The U.S. recently paused immigration applications for certain migrants. Who were the applications paused for, and what does this mean?
The U.S. paused applications for immigration benefits such as Temporary Protected Status and asylum for people admitted during the Biden Administration’s parole programs, including Uniting for Ukraine and the CHNV program for migrants from Cuba, Haiti, Nicaragua, and Venezuela. Cubans admitted under these programs have the option to apply for a green card under the Cuban Adjustment Act. This pause stops people legally admitted to the U.S. under these programs from accessing existing legal pathways to remain in the U.S. for longer than their parole term would allow.
While these immigrants still qualify for these legal pathways, the processing pause will create even longer delays than already exist for those immigrating to the U.S.
The pause on applications applies to programs that allowed migrants to come to the U.S. legally through an immigration policy known as parole. What is parole?
Parole is a power Congress granted the executive branch to allow people to enter the U.S. temporarily, often for humanitarian reasons. Parole under Uniting for Ukraine was exactly this – temporary humanitarian entry to the U.S. for Ukrainians whose country is an active war zone due to the egregious invasion by Russia. Parole for CHNV applicants provided a vetted legal option for migrants who wanted to request protection in the U.S. while still in their home country rather than paying a smuggler to bring them to the U.S.-Mexico border to request asylum.
While new migrants can’t come to the U.S. through parole programs, what does this pause mean for migrants currently in the U.S. under this law?
This pause means that these individuals, who are seeking to utilize other lawful immigration pathways that exist in current U.S. law, are not currently able to access those pathways. Parole is temporary. If that parole expires without an extension, which must be granted by the executive branch, those individuals must leave or face removal by the U.S. government. The pause means that their parole may expire before their applications for these other lawful pathways are approved.

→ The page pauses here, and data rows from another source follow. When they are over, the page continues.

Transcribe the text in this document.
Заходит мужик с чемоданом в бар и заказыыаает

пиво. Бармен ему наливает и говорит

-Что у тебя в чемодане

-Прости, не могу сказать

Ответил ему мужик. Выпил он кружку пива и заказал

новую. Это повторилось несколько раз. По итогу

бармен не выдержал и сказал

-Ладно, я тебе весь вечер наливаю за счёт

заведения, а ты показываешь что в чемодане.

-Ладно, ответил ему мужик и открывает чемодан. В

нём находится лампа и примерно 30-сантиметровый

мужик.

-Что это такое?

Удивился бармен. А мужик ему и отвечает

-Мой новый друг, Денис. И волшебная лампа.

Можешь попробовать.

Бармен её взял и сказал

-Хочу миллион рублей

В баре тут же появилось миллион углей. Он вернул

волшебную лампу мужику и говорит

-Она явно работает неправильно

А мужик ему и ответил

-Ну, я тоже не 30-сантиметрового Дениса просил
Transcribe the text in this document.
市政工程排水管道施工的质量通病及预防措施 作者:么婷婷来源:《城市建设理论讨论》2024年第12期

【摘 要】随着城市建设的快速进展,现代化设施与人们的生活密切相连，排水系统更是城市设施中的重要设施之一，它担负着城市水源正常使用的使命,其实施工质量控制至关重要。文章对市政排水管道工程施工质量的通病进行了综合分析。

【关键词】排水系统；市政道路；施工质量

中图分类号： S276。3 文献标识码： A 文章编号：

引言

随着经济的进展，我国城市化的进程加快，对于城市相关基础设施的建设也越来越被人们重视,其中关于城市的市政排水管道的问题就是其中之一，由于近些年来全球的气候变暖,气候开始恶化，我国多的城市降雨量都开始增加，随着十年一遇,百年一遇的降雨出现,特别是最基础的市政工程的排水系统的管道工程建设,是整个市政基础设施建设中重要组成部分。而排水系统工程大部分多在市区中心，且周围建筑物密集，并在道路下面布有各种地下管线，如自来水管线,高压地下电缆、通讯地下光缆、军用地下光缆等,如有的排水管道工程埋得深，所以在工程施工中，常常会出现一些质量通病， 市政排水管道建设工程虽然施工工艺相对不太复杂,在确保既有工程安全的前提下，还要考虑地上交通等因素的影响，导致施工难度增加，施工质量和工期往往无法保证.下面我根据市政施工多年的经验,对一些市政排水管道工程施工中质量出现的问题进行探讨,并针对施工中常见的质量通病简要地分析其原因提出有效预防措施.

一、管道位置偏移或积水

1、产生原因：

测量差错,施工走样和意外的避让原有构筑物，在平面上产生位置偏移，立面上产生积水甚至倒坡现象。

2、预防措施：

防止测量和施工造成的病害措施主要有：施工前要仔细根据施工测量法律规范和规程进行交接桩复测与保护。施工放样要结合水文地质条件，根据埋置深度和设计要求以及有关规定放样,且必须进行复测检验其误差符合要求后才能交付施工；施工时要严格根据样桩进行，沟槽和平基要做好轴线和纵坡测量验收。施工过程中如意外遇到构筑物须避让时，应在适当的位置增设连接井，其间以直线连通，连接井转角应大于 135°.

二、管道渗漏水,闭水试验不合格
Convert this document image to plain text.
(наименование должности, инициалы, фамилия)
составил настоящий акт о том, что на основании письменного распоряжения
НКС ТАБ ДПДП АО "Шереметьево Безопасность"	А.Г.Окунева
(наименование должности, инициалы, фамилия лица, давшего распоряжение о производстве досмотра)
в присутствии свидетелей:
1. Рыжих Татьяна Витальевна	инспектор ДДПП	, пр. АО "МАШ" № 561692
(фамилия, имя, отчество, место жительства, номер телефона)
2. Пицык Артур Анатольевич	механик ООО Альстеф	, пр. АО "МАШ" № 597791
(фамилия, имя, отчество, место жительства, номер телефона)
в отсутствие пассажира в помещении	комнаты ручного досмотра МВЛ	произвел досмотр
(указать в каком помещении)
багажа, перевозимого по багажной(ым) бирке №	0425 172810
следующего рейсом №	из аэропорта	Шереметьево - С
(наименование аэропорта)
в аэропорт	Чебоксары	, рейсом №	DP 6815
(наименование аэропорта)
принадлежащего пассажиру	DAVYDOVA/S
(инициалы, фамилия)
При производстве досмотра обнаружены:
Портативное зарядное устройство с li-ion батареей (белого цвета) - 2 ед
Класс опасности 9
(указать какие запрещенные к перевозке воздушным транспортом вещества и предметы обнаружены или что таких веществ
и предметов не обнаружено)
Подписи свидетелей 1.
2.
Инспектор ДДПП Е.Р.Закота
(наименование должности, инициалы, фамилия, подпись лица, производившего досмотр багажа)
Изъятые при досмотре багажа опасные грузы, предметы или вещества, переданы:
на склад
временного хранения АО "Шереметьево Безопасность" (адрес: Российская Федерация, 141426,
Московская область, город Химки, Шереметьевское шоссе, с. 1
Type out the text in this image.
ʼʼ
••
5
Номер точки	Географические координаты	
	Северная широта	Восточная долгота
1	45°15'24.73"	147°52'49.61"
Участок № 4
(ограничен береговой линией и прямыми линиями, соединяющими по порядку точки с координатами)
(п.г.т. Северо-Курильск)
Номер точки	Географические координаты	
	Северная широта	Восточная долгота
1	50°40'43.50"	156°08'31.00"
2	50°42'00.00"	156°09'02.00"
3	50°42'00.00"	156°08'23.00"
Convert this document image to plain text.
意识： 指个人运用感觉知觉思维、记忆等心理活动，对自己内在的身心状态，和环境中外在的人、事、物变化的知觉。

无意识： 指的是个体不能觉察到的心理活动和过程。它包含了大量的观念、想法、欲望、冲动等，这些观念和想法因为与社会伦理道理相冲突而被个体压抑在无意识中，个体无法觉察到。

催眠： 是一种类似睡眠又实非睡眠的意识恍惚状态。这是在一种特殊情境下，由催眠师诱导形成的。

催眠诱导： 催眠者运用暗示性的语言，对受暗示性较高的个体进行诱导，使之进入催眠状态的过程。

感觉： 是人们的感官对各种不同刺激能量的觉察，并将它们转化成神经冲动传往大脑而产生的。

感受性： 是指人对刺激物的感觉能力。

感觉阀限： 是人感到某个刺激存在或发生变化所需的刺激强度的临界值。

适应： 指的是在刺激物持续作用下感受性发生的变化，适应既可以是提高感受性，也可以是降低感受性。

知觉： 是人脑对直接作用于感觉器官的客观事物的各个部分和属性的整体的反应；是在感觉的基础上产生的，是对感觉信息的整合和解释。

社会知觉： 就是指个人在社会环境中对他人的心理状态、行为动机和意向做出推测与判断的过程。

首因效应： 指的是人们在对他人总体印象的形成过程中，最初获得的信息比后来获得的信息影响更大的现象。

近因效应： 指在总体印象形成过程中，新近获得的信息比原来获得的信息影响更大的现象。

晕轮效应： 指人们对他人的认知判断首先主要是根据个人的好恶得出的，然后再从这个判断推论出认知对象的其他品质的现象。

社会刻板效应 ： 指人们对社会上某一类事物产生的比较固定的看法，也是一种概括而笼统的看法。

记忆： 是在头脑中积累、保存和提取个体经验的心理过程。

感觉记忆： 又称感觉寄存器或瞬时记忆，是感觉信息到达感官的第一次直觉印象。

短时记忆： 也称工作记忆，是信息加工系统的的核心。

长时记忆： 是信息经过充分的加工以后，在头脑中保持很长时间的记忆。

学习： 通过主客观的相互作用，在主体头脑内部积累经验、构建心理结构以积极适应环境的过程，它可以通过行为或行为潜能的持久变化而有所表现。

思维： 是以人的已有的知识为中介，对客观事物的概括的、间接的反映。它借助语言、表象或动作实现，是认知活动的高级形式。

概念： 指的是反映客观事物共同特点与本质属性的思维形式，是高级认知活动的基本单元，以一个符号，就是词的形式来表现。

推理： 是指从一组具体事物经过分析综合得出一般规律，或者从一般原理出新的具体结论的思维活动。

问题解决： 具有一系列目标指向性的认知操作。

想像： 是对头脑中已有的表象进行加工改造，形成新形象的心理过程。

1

How will this pause in applications and parole programs affect the U.S. immigration system at large?
The U.S. legal immigration system, in a typical year, admits around 1 million immigrants. This is fewer than the number we need to maintain our labor force and population growth. Some lawful pathways are horrendously backlogged. Some green card categories make applicants wait decades before their green card is granted due to per country caps which limit the number of green cards granted each year. Pausing lawful programs like this only exacerbate backlogs.
While these parole programs were politically controversial, they admitted migrants via legal pathways, boosting our labor force in a time when the U.S. has millions of open jobs and not enough native-born people to fill them. Parole programs, asylum, and Temporary Protected Status are not perfect immigration vehicles – better policy would be to expand green cards to include more people with skills to fill open jobs. Only Congress can make that change to the law. But until Congress acts, these other legal migration channels do benefit the U.S. economy by providing willing workers.